Es ajeno a nuestras pretensiones adentrarnos en un estudio particularizado de uno o varios aspectos de la labor legislativa, puesto que estos podrían evidenciarse precisamente a través de una adecuada evaluación legislativa ex-ante, que permitiría determinar los puntos álgidos del proceso, evaluación a la que no le restamos mérito en cuanto a la necesidad de su implementación, pero estimamos, sin contradecir lo antedicho, que mayores esfuerzos aún deben dedicarse a la evaluación ex-post a fin de dimensionar el impacto e idoneidad de la norma.
El proceso de evaluación legislativa tendería a evitar las antinomias, la redacción inadecuada y polisémica y, por supuesto, la enorme cantidad de reformas que se realizan a la legislación únicamente para solventar las fallas del proceso legislativo original, y qué decir de las lagunas que tantos dolores de cabeza acarrean al operador judicial y que lo obligan a convertirse en artífice de la interpretación jurídica. Debemos aclarar que es evidente que la ley no puede cubrir todos los supuestos y que la interpretación es necesaria, además de que está constitucionalmente consagrada, pero esta debe ser ultima ratio, y no tornarse en un elemento sine qua non de cualquier proceso.
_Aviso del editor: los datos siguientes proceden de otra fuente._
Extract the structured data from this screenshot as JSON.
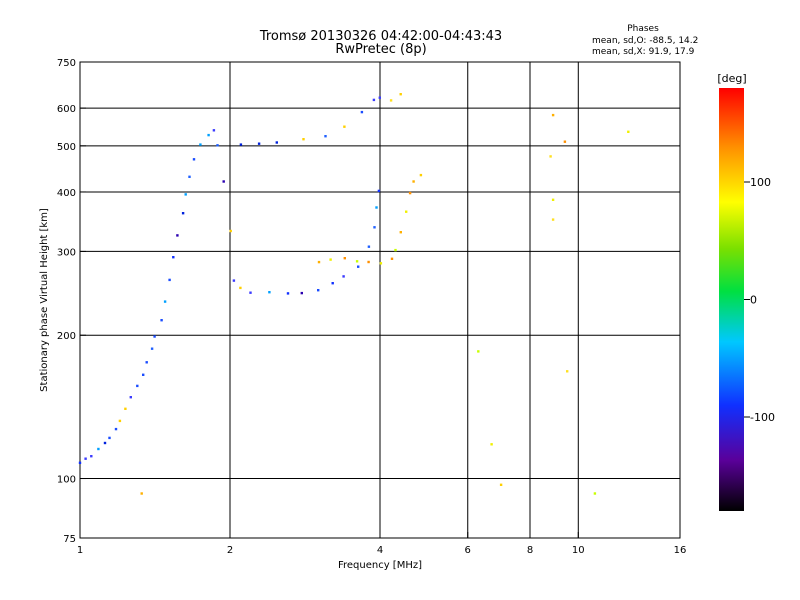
{
  "chart_data": {
    "type": "scatter",
    "title": "Tromsø 20130326 04:42:00-04:43:43",
    "subtitle": "RwPretec (8p)",
    "phase_stats": {
      "heading": "Phases",
      "line_o": "mean, sd,O: -88.5, 14.2",
      "line_x": "mean, sd,X:  91.9, 17.9"
    },
    "xlabel": "Frequency [MHz]",
    "ylabel": "Stationary phase Virtual Height [km]",
    "x_scale": "log",
    "y_scale": "log",
    "xlim": [
      1,
      16
    ],
    "ylim": [
      75,
      750
    ],
    "x_ticks": [
      1,
      2,
      4,
      6,
      8,
      10,
      16
    ],
    "x_tick_labels": [
      "1",
      "2",
      "4",
      "6",
      "8",
      "10",
      "16"
    ],
    "x_gridlines": [
      2,
      4,
      6,
      8,
      10
    ],
    "y_ticks": [
      75,
      100,
      200,
      300,
      400,
      500,
      600,
      750
    ],
    "y_tick_labels": [
      "75",
      "100",
      "200",
      "300",
      "400",
      "500",
      "600",
      "750"
    ],
    "y_gridlines": [
      100,
      200,
      300,
      400,
      500,
      600
    ],
    "grid": true,
    "colorbar": {
      "label": "[deg]",
      "range": [
        -180,
        180
      ],
      "ticks": [
        100,
        0,
        -100
      ],
      "tick_labels": [
        "100",
        "0",
        "-100"
      ],
      "colormap": "rainbow (black-purple-blue-cyan-green-yellow-orange-red)",
      "placement": "right"
    },
    "series": [
      {
        "mode": "O",
        "points": [
          [
            1.0,
            108
          ],
          [
            1.03,
            110
          ],
          [
            1.06,
            112
          ],
          [
            1.09,
            115
          ],
          [
            1.12,
            118
          ],
          [
            1.15,
            122
          ],
          [
            1.18,
            127
          ],
          [
            1.21,
            133
          ],
          [
            1.24,
            140
          ],
          [
            1.27,
            148
          ],
          [
            1.3,
            156
          ],
          [
            1.33,
            165
          ],
          [
            1.36,
            175
          ],
          [
            1.39,
            187
          ],
          [
            1.42,
            200
          ],
          [
            1.45,
            215
          ],
          [
            1.48,
            235
          ],
          [
            1.51,
            260
          ],
          [
            1.54,
            290
          ],
          [
            1.57,
            325
          ],
          [
            1.6,
            360
          ],
          [
            1.63,
            395
          ],
          [
            1.66,
            430
          ],
          [
            1.7,
            470
          ],
          [
            1.75,
            505
          ],
          [
            1.8,
            530
          ],
          [
            1.85,
            540
          ],
          [
            1.9,
            500
          ],
          [
            1.95,
            420
          ],
          [
            2.0,
            330
          ],
          [
            2.05,
            260
          ],
          [
            2.1,
            250
          ],
          [
            2.2,
            247
          ],
          [
            2.4,
            245
          ],
          [
            2.6,
            244
          ],
          [
            2.8,
            246
          ],
          [
            3.0,
            250
          ],
          [
            3.2,
            256
          ],
          [
            3.4,
            264
          ],
          [
            3.6,
            280
          ],
          [
            3.8,
            305
          ],
          [
            3.9,
            335
          ],
          [
            3.95,
            370
          ],
          [
            4.0,
            400
          ],
          [
            2.1,
            500
          ],
          [
            2.3,
            505
          ],
          [
            2.5,
            510
          ],
          [
            2.8,
            515
          ],
          [
            3.1,
            525
          ],
          [
            3.4,
            545
          ],
          [
            3.7,
            585
          ],
          [
            3.9,
            620
          ],
          [
            4.0,
            630
          ]
        ]
      },
      {
        "mode": "X",
        "points": [
          [
            3.0,
            285
          ],
          [
            3.2,
            290
          ],
          [
            3.4,
            292
          ],
          [
            3.6,
            288
          ],
          [
            3.8,
            285
          ],
          [
            4.0,
            285
          ],
          [
            4.2,
            290
          ],
          [
            4.3,
            300
          ],
          [
            4.4,
            330
          ],
          [
            4.5,
            365
          ],
          [
            4.6,
            400
          ],
          [
            4.7,
            420
          ],
          [
            4.8,
            435
          ],
          [
            4.2,
            620
          ],
          [
            4.4,
            640
          ]
        ]
      }
    ],
    "scattered_points": [
      [
        6.3,
        185
      ],
      [
        6.7,
        118
      ],
      [
        7.0,
        97
      ],
      [
        8.9,
        580
      ],
      [
        8.8,
        475
      ],
      [
        8.9,
        385
      ],
      [
        8.9,
        350
      ],
      [
        9.4,
        510
      ],
      [
        9.5,
        168
      ],
      [
        10.8,
        93
      ],
      [
        12.6,
        535
      ],
      [
        1.33,
        93
      ]
    ]
  }
}
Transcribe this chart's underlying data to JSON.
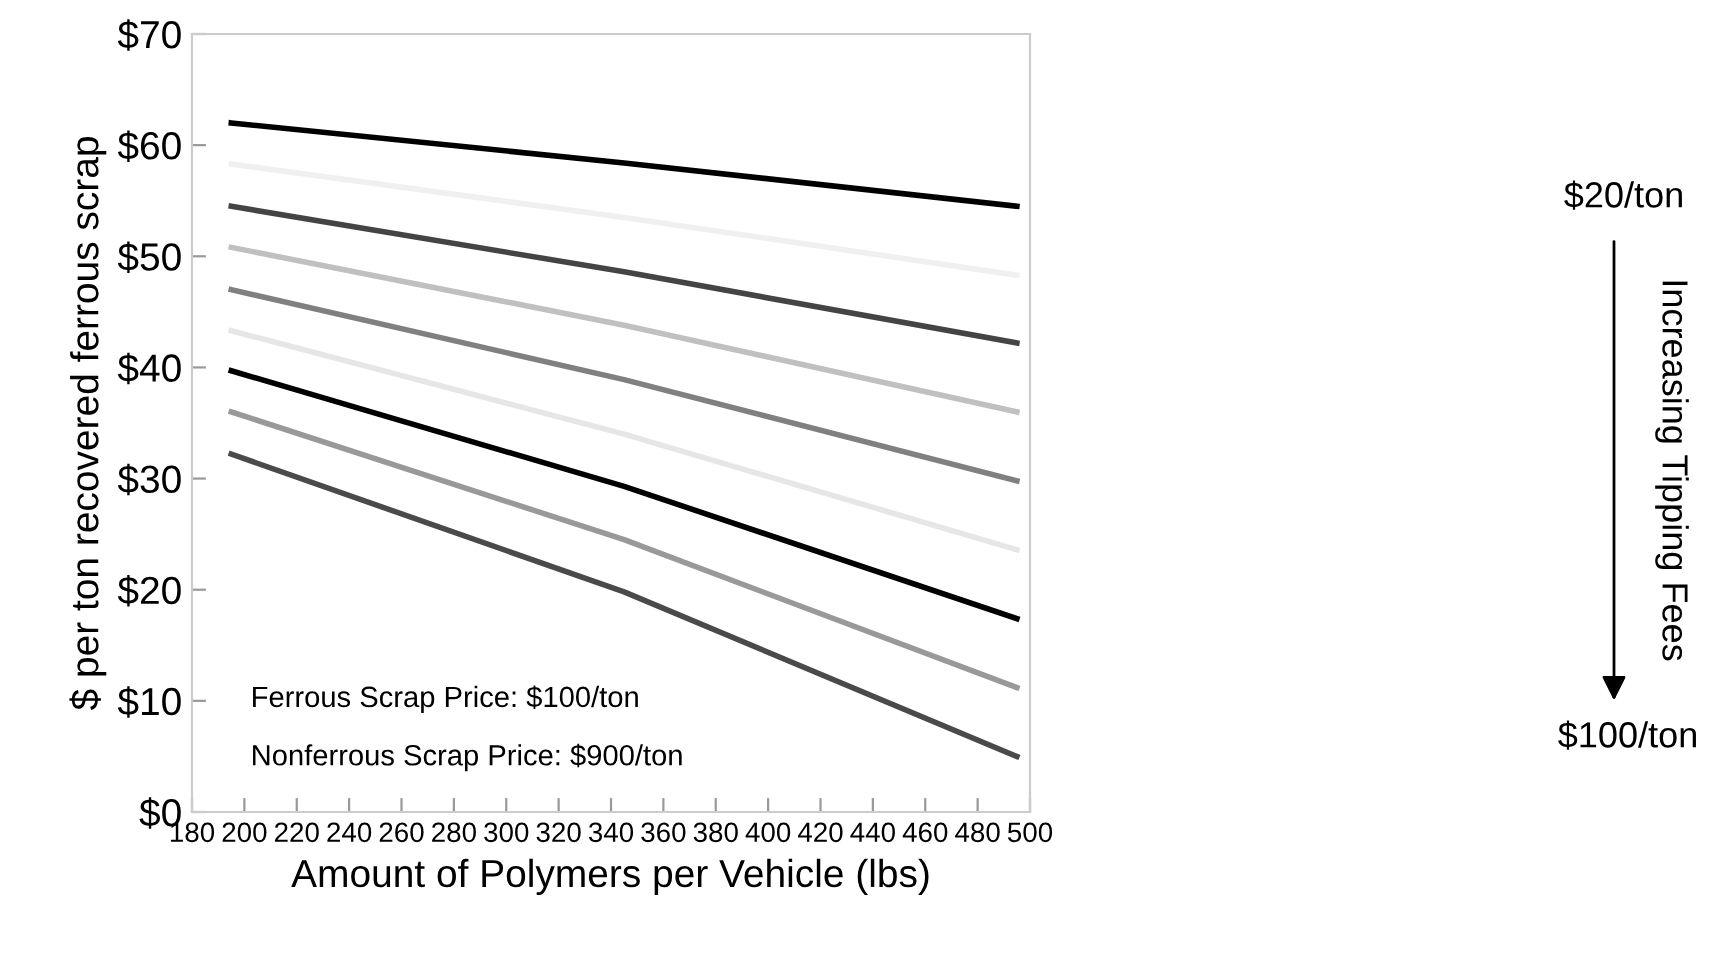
{
  "chart_data": {
    "type": "line",
    "xlabel": "Amount of Polymers per Vehicle (lbs)",
    "ylabel": "$ per ton recovered ferrous scrap",
    "xlim": [
      180,
      500
    ],
    "xticks": [
      180,
      200,
      220,
      240,
      260,
      280,
      300,
      320,
      340,
      360,
      380,
      400,
      420,
      440,
      460,
      480,
      500
    ],
    "ylim": [
      0,
      70
    ],
    "yticks": [
      {
        "value": 0,
        "label": "$0"
      },
      {
        "value": 10,
        "label": "$10"
      },
      {
        "value": 20,
        "label": "$20"
      },
      {
        "value": 30,
        "label": "$30"
      },
      {
        "value": 40,
        "label": "$40"
      },
      {
        "value": 50,
        "label": "$50"
      },
      {
        "value": 60,
        "label": "$60"
      },
      {
        "value": 70,
        "label": "$70"
      }
    ],
    "grid": false,
    "legend": false,
    "marker": "none",
    "line_style": "solid",
    "x": [
      195,
      345,
      495
    ],
    "series": [
      {
        "color": "#000000",
        "values": [
          62,
          58.4,
          54.5
        ]
      },
      {
        "color": "#f0f0f0",
        "values": [
          58.3,
          53.5,
          48.3
        ]
      },
      {
        "color": "#444444",
        "values": [
          54.5,
          48.6,
          42.2
        ]
      },
      {
        "color": "#c0c0c0",
        "values": [
          50.8,
          43.8,
          36
        ]
      },
      {
        "color": "#808080",
        "values": [
          47,
          38.9,
          29.8
        ]
      },
      {
        "color": "#e6e6e6",
        "values": [
          43.3,
          34.0,
          23.6
        ]
      },
      {
        "color": "#000000",
        "values": [
          39.7,
          29.3,
          17.4
        ]
      },
      {
        "color": "#999999",
        "values": [
          36,
          24.5,
          11.2
        ]
      },
      {
        "color": "#4a4a4a",
        "values": [
          32.2,
          19.8,
          5
        ]
      }
    ],
    "annotations": [
      "Ferrous Scrap Price: $100/ton",
      "Nonferrous Scrap Price: $900/ton",
      "$20/ton",
      "$100/ton",
      "Increasing Tipping Fees"
    ]
  }
}
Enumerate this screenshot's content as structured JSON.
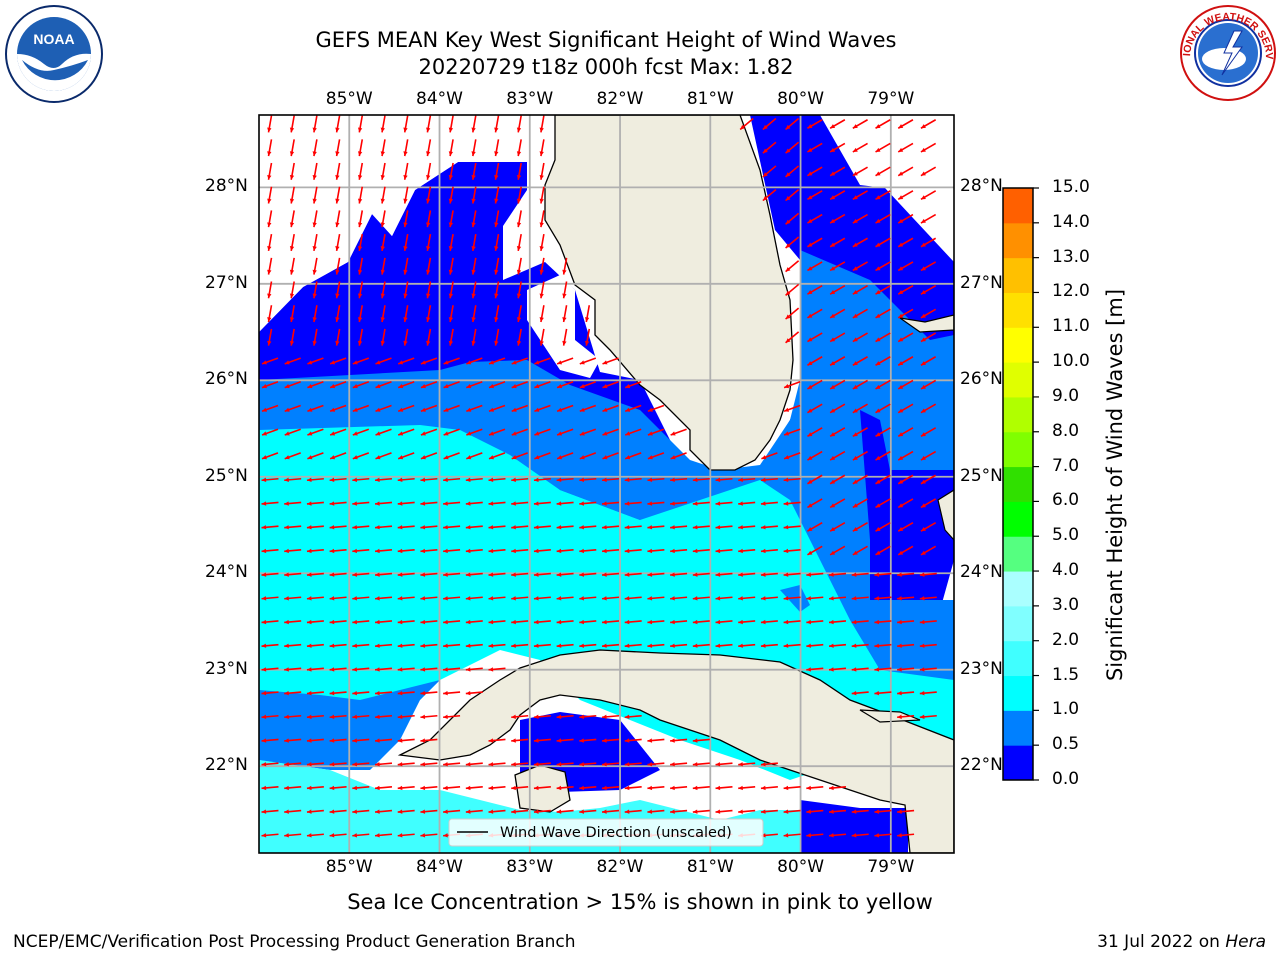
{
  "title": {
    "line1": "GEFS MEAN Key West Significant Height of Wind Waves",
    "line2": "20220729 t18z 000h fcst   Max: 1.82"
  },
  "axes": {
    "lon_ticks": [
      "85°W",
      "84°W",
      "83°W",
      "82°W",
      "81°W",
      "80°W",
      "79°W"
    ],
    "lat_ticks": [
      "28°N",
      "27°N",
      "26°N",
      "25°N",
      "24°N",
      "23°N",
      "22°N"
    ],
    "lon_range": [
      -86.0,
      -78.3
    ],
    "lat_range": [
      21.1,
      28.75
    ],
    "gridlines": true
  },
  "legend": {
    "label": "Wind Wave Direction (unscaled)",
    "location": "bottom-center"
  },
  "colorbar": {
    "label": "Significant Height of Wind Waves [m]",
    "ticks": [
      "15.0",
      "14.0",
      "13.0",
      "12.0",
      "11.0",
      "10.0",
      "9.0",
      "8.0",
      "7.0",
      "6.0",
      "5.0",
      "4.0",
      "3.0",
      "2.0",
      "1.5",
      "1.0",
      "0.5",
      "0.0"
    ],
    "colors": [
      "#0000ff",
      "#0080ff",
      "#00ffff",
      "#40ffff",
      "#80ffff",
      "#aaffff",
      "#55ff80",
      "#00ff00",
      "#30e000",
      "#80ff00",
      "#b0ff00",
      "#e0ff00",
      "#ffff00",
      "#ffe000",
      "#ffc000",
      "#ff9000",
      "#ff6000",
      "#ff3000",
      "#ff0000"
    ]
  },
  "notes": {
    "ice": "Sea Ice Concentration > 15% is shown in pink to yellow",
    "credit": "NCEP/EMC/Verification Post Processing Product Generation Branch",
    "date": "31 Jul 2022 on",
    "host": "Hera"
  },
  "logos": {
    "left": "noaa-logo",
    "right": "nws-logo",
    "left_text": "NOAA",
    "right_text": "NATIONAL WEATHER SERVICE"
  },
  "colors": {
    "land": "#efeddf",
    "arrow": "#ff0000",
    "grid": "#b0b0b0"
  }
}
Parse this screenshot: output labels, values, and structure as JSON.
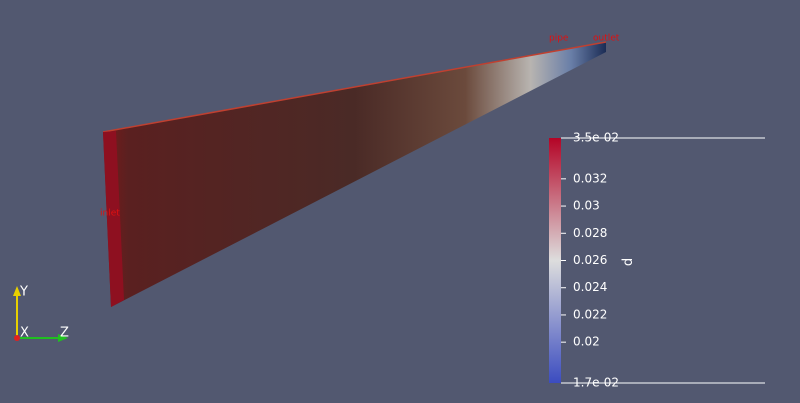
{
  "scene": {
    "labels": {
      "pipe": "pipe",
      "outlet": "outlet",
      "inlet": "inlet"
    }
  },
  "orientation_axes": {
    "x": "X",
    "y": "Y",
    "z": "Z"
  },
  "colorbar": {
    "title": "p",
    "range": [
      0.017,
      0.035
    ],
    "ticks": [
      {
        "value": 0.035,
        "label": "3.5e-02"
      },
      0.032,
      0.03,
      0.028,
      0.026,
      0.024,
      0.022,
      0.02,
      {
        "value": 0.017,
        "label": "1.7e-02"
      }
    ],
    "colors": [
      "#3b4cc0",
      "#dddddd",
      "#b40426"
    ]
  }
}
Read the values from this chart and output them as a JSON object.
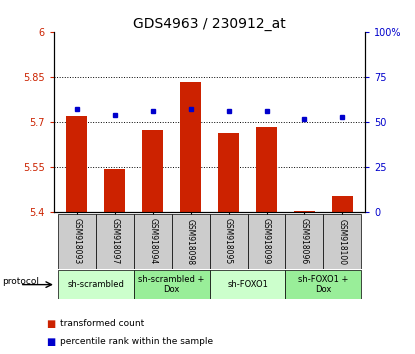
{
  "title": "GDS4963 / 230912_at",
  "samples": [
    "GSM918093",
    "GSM918097",
    "GSM918094",
    "GSM918098",
    "GSM918095",
    "GSM918099",
    "GSM918096",
    "GSM918100"
  ],
  "bar_values": [
    5.72,
    5.545,
    5.675,
    5.835,
    5.665,
    5.685,
    5.405,
    5.455
  ],
  "percentile_values": [
    57,
    54,
    56,
    57,
    56,
    56,
    52,
    53
  ],
  "bar_bottom": 5.4,
  "ylim_left": [
    5.4,
    6.0
  ],
  "ylim_right": [
    0,
    100
  ],
  "yticks_left": [
    5.4,
    5.55,
    5.7,
    5.85,
    6.0
  ],
  "yticks_right": [
    0,
    25,
    50,
    75,
    100
  ],
  "ytick_labels_left": [
    "5.4",
    "5.55",
    "5.7",
    "5.85",
    "6"
  ],
  "ytick_labels_right": [
    "0",
    "25",
    "50",
    "75",
    "100%"
  ],
  "bar_color": "#cc2200",
  "dot_color": "#0000cc",
  "protocols": [
    {
      "label": "sh-scrambled",
      "start": 0,
      "end": 2,
      "color": "#ccffcc"
    },
    {
      "label": "sh-scrambled +\nDox",
      "start": 2,
      "end": 4,
      "color": "#99ee99"
    },
    {
      "label": "sh-FOXO1",
      "start": 4,
      "end": 6,
      "color": "#ccffcc"
    },
    {
      "label": "sh-FOXO1 +\nDox",
      "start": 6,
      "end": 8,
      "color": "#99ee99"
    }
  ],
  "protocol_label": "protocol",
  "legend_bar_label": "transformed count",
  "legend_dot_label": "percentile rank within the sample",
  "bar_width": 0.55,
  "title_fontsize": 10,
  "tick_fontsize": 7,
  "sample_fontsize": 5.5,
  "protocol_fontsize": 6,
  "legend_fontsize": 6.5
}
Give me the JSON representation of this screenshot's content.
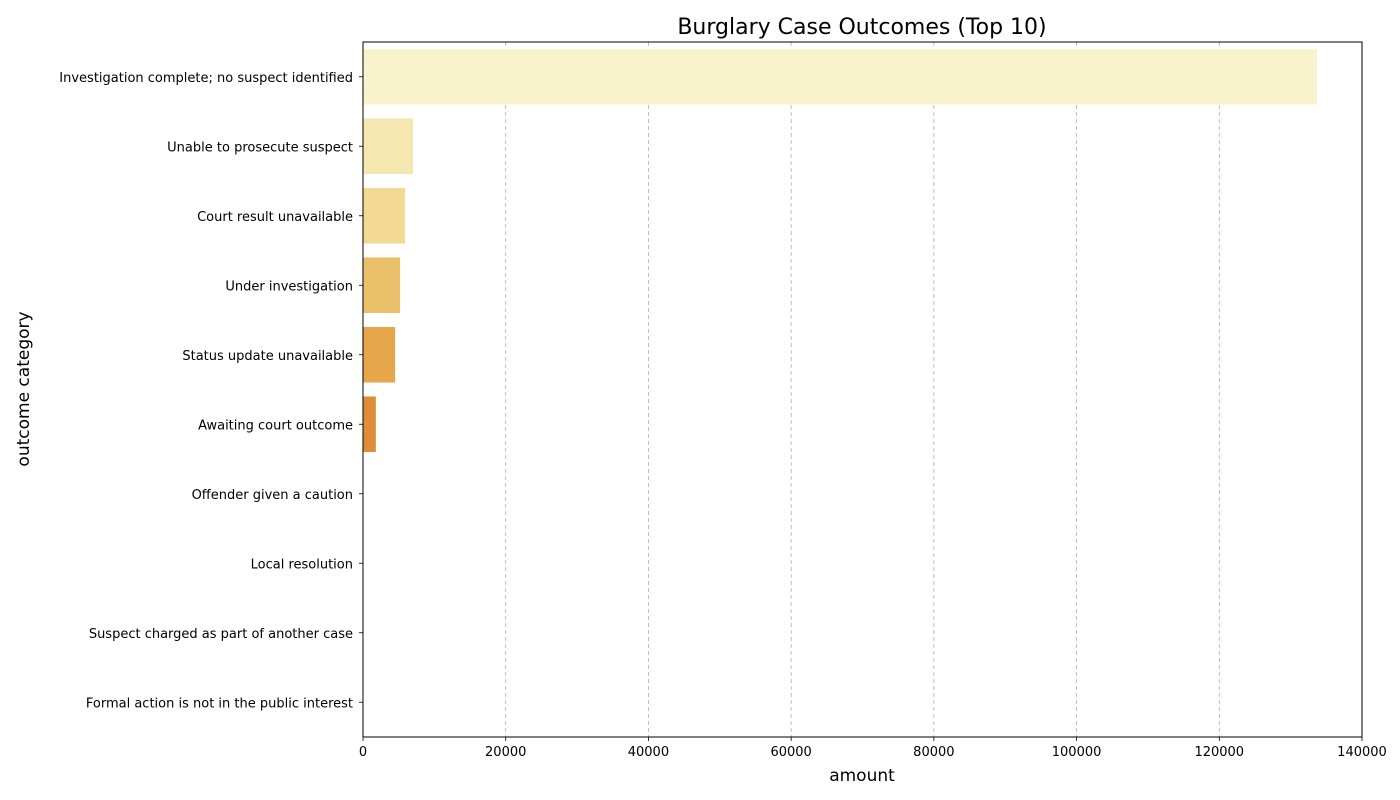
{
  "chart_data": {
    "type": "bar",
    "orientation": "horizontal",
    "title": "Burglary Case Outcomes (Top 10)",
    "xlabel": "amount",
    "ylabel": "outcome category",
    "xlim": [
      0,
      140000
    ],
    "xticks": [
      0,
      20000,
      40000,
      60000,
      80000,
      100000,
      120000,
      140000
    ],
    "grid": "x, dashed",
    "categories": [
      "Investigation complete; no suspect identified",
      "Unable to prosecute suspect",
      "Court result unavailable",
      "Under investigation",
      "Status update unavailable",
      "Awaiting court outcome",
      "Offender given a caution",
      "Local resolution",
      "Suspect charged as part of another case",
      "Formal action is not in the public interest"
    ],
    "values": [
      133700,
      7000,
      5900,
      5200,
      4500,
      1800,
      60,
      40,
      30,
      20
    ],
    "colors": [
      "#f8f3cd",
      "#f4e8b0",
      "#f2da94",
      "#ebc06a",
      "#e6a74a",
      "#de8e37",
      "#d07a2e",
      "#c36a2a",
      "#b35c27",
      "#a34f24"
    ]
  }
}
La evaluación que se propone es de carácter externo, entendida como aquella que se realiza “por personas que no participan en la formulación, implementación y/o gestión del objeto de la evaluación” (ONU, 2002, p. 100). Igualmente relevante es afirmar que el objetivo de esta forma de evaluación “es contar con una valoración independiente, realizada por personas expertas en el tema, quienes analizarán los procesos y los resultados obtenidos por la institución en un período determinado y recomendarán cursos de acción para el mejoramiento de la institución” (Nación Argentina, s/f). La responsabilidad de dicha evaluación externa debe recaer en personas con experiencia e infraestructura suficientes, asimismo debe tratarse de evaluadores imparciales dotados de la objetividad necesaria para emitir resultados confiables y familiarizados con las etapas que integran la labor legislativa y el marco jurídico que la regula y, evidentemente, conocedores del entorno social y sus demandas.